Kylee Zempel writes for the Federalist about the latest research suggesting that lockdowns do more harm than good in addressing COVID-19.
Anthony Fauci, leading leftists, and their malicious band of media mouthpieces have all been sticking their fingers in the dike of evidence lockdowns are a disastrous pandemic strategy. But as the data blows holes in the idea of lockdown inerrancy and the science gushes out, the ruling class is getting swept up in the current of their own failures, flailing at their opponents in a desperate attempt to divert blame.
For more than a year, proponents and opponents of COVID-19 lockdowns have played tug of war over safety and freedom, with both camps declaring fealty to science despite opposite messages. Thanks to the ruling class who insisted shutting down would save lives, that became the conventional wisdom. Fauci, President Joe Biden, and their allies in the media called for nationwide lockdowns, with Biden condemning Trump for leaving the decision to states and Fauci saying this time last year, “I don’t understand why” a nationwide stay-at-home order isn’t happening.
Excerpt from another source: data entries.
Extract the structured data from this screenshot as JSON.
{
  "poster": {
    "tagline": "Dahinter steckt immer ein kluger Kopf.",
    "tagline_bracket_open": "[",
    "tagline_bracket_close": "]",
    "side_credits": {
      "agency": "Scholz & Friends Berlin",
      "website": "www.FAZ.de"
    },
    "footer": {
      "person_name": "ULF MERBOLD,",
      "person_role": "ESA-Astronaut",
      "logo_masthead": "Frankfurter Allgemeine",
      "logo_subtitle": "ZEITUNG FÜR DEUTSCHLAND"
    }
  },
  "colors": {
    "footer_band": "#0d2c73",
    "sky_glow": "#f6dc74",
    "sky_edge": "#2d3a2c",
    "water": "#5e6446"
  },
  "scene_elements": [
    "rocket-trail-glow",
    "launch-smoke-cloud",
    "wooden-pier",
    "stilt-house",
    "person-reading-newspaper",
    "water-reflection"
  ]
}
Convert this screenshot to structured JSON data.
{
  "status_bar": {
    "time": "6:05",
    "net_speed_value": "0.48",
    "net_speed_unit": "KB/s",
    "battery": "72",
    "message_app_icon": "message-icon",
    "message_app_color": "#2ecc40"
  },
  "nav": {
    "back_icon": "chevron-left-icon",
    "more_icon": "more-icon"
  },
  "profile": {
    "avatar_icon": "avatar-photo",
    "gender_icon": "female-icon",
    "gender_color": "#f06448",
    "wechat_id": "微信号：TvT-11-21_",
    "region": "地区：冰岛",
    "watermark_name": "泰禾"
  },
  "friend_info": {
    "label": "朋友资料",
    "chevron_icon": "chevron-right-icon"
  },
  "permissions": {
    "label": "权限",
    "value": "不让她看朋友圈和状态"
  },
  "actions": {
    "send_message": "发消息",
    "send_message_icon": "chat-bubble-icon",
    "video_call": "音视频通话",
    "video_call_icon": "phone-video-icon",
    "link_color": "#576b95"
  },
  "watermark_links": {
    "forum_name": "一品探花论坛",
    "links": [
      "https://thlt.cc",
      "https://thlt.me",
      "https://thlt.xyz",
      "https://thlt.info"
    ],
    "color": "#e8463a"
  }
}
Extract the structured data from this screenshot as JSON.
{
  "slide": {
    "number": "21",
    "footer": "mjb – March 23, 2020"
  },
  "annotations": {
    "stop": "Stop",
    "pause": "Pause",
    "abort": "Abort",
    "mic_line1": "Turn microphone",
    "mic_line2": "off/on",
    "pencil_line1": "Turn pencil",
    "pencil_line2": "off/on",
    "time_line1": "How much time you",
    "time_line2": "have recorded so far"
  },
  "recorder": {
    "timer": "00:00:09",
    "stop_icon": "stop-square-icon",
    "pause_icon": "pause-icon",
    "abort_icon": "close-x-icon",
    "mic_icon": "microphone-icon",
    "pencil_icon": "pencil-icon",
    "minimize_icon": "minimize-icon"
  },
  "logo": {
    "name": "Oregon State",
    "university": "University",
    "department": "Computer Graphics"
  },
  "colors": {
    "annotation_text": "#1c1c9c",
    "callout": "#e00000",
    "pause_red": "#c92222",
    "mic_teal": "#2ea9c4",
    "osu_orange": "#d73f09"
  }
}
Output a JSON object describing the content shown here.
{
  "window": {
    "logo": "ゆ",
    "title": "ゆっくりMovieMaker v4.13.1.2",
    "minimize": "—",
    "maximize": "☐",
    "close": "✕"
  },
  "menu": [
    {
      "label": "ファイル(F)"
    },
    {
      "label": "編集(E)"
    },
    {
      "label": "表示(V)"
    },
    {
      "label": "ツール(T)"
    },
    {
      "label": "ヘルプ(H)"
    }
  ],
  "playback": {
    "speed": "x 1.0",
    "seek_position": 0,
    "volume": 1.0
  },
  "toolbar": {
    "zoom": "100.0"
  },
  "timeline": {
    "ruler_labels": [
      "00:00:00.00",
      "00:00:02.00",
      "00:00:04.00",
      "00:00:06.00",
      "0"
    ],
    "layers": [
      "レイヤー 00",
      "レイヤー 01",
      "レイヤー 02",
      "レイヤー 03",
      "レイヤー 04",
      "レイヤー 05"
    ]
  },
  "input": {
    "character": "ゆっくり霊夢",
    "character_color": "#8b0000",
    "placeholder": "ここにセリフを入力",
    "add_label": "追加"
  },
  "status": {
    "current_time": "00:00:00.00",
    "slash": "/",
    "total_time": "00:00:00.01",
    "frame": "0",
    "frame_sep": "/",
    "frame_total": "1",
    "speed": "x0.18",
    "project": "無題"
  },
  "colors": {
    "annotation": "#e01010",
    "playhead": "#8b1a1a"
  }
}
As is so often the case, however, the conventional wisdom was wrong. A new study from Chicago University economist Casey Mulligan validates what the anti-lockdowners knew all along: Lockdowns are a bad idea. After workplaces implemented mitigation measures, they became far safer environments than people’s homes.
“Available data from schools, hospitals, nursing homes, food processing plants, hair stylists, and airlines show employers adopting mitigation protocols in the spring of 2020,” Mulligan wrote in the study. Such mitigation protocols included masking, reasonable social distancing, screening, and improving airflow — steps people wouldn’t take in their own homes. “Coincident with the adoption, infection rates in workplaces typically dropped from well above household rates to well below.”
One example Mulligan included was the Duke Health system. After Duke’s hospitals and clinics implemented strategies to mitigate COVID spread, “an hour worked in the Duke Health system went from being more dangerous than an hour outside work to being more than three times safer.”